WASHINGTON -- The new Democratic House majority held a hearing Tuesday on the rise of white nationalism, following the mosques massacre in New Zealand, the Pittsburgh synagogue killings and the deadly neo-Nazi march in Charlottesville.
Republicans invited Candace Owens to testify.
That would be the Candace Owens whom the alleged perpetrator of the New Zealand atrocity called "the person who has influenced me above all." It's not clear whether he was sincere in saying that, but perfectly clear was Owens' glib dismissal of the notion that her words could have encouraged such evil: "LOL!" and "HAHA." She said the American left tied her to the carnage because it feared her "Blexit" plan to have black people quit the Democratic Party.
That's also the same Candace Owens who in December said "if Hitler had just wanted to make Germany great and have things run well, OK, fine. The problem is that he wanted -- he had dreams outside of Germany. He wanted to globalize." She later clarified that it was not "fine" that Adolf Hitler was "a homicidal, psychotic maniac."
Owens, a 29-year-old African American provocateur, first ran an anti-Trump website that made fun of Donald Trump's genitals, then became a conservative favorite on the Infowars conspiracy website. In recent months, she erroneously claimed that bombs sent to prominent Democrats by a Trump supporter had actually come from leftists; told France to "defend your culture" against Muslims; said "Europe will fall" to Islam and sharia law by 2050; and mused whether "something biochemically happens" to women who do not marry or have children.
President Trump praised Owens in a tweet last year, and the white nationalist Richard Spencer called her "the last stand of implicit white identity, a creation of conservative white people who want to socially signal just how not racist they are."
If Republicans were hoping to sabotage the Judiciary Committee's hearing, they got what they wanted. Owens' presence turned a serious inquiry -- there were representatives from civil rights groups, social media and a Muslim man whose daughters were killed in a hate crime -- into farce.
Owens said the Republicans' Southern strategy "never happened." She said the rise in hate crimes was fake, from "manipulating statistics." She called the Ku Klux Klan a "Democrat terrorist organization." She mocked Rep. Alexandria Ocasio-Cortez, D-N.Y.; proclaimed that "the Russian collusion hoax has fallen apart"; declared that Trump is "bringing everybody together"; and said the real "family separation" crisis is "black babies separated from the wombs of black mothers."
Rep. Ted Lieu, D-Calif., played the clip of Owens' remarks about Hitler.
Owens responded: "I think it's pretty apparent that Mr. Lieu believes that black people are stupid" because he didn't play "the full clip in its entirety."

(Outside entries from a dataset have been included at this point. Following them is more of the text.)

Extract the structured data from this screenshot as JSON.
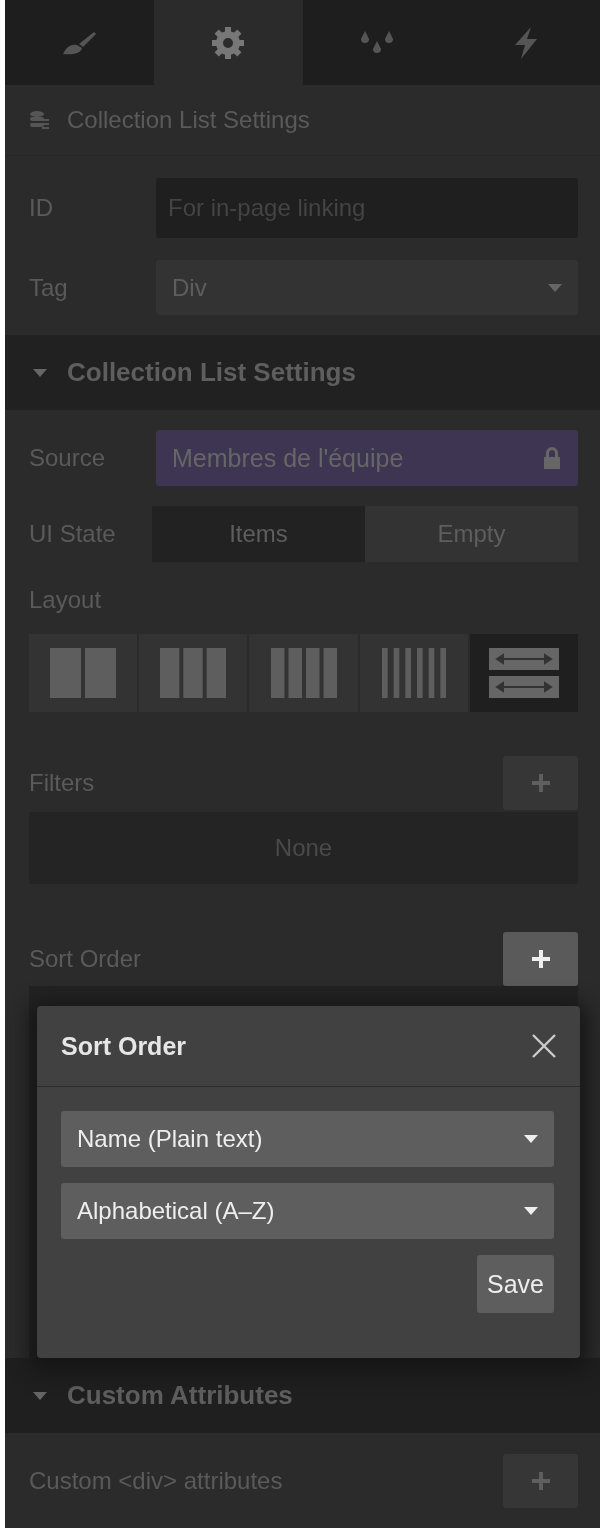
{
  "tabs": [
    {
      "kind": "brush",
      "selected": false
    },
    {
      "kind": "gear",
      "selected": true
    },
    {
      "kind": "drops",
      "selected": false
    },
    {
      "kind": "bolt",
      "selected": false
    }
  ],
  "element_header": {
    "title": "Collection List Settings"
  },
  "id_field": {
    "label": "ID",
    "placeholder": "For in-page linking"
  },
  "tag_field": {
    "label": "Tag",
    "value": "Div"
  },
  "section": {
    "title": "Collection List Settings",
    "expanded": true
  },
  "source": {
    "label": "Source",
    "value": "Membres de l'équipe",
    "locked": true
  },
  "ui_state": {
    "label": "UI State",
    "options": [
      {
        "label": "Items",
        "selected": true
      },
      {
        "label": "Empty",
        "selected": false
      }
    ]
  },
  "layout": {
    "label": "Layout",
    "options": [
      {
        "kind": "halves",
        "selected": false
      },
      {
        "kind": "thirds",
        "selected": false
      },
      {
        "kind": "quarters",
        "selected": false
      },
      {
        "kind": "sixths",
        "selected": false
      },
      {
        "kind": "rows",
        "selected": true
      }
    ]
  },
  "filters": {
    "label": "Filters",
    "empty_text": "None"
  },
  "sort_order": {
    "label": "Sort Order",
    "add_active": true
  },
  "popover": {
    "title": "Sort Order",
    "field": "Name (Plain text)",
    "direction": "Alphabetical (A–Z)",
    "save": "Save"
  },
  "custom_section": {
    "title": "Custom Attributes",
    "expanded": true
  },
  "custom_attributes": {
    "label": "Custom <div> attributes"
  }
}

The chairman, Jerrold Nadler, D-N.Y., told her not to "refer disparagingly to a member of the committee."
"Sure, even though I was called 'despicable,'" retorted Owens, who also said Nadler had an "anti-black bias."
The "despicable" remark that offended Owens came from Rep. David N. Cicilline, D-R.I.: "I regret that there are some on this panel that have tried to hijack this hearing and desecrate the lives lost to the hate crimes and violence of white supremacists … I think that is despicable."
Attempted hijacking was a fair description of what Republicans did Tuesday. They also invited to testify Morton Klein of the far-right Zionist Organization of America, who used the pulpit to denounce the "vicious anti-Semitic remarks" of Rep. Ilhan Omar, D-Minn.. He said verses from the Koran inspire "constant murder of Jews in Israel." Klein was invited to testify even though he recently wrote of "evil murders by your filthy Arab Islamist despicable brethren."
Owens was more flamboyant. She declared that "I'm adamantly against victimhood," then repeatedly portrayed herself as a victim. (Antifa "threw water at me" and "threw eggs at me.") She decried "name calling" -- while calling Democrats "disgusting," "cowardly" and "unbelievably dishonest."
Even if Republicans wanted a provocateur, couldn't they have found somebody else?
Whatever their motives, Republicans frequently sought validation Tuesday from Owens, who has spoken about the need to overcome "white guilt."
Rep. Steve Chabot, R-Ohio, for example, asked Owens to describe the "hate you experienced" for being a conservative. She obliged.
And Rep. Ken Buck, R-Colo., asked whether her pro-life views "trigger people" (answer: yes). He coaxed: "Tell me a little about how the president has helped the black community." Answer: "He's getting us off our feet," and conservatives are "so supportive."
"Thank God we have you," Buck remarked.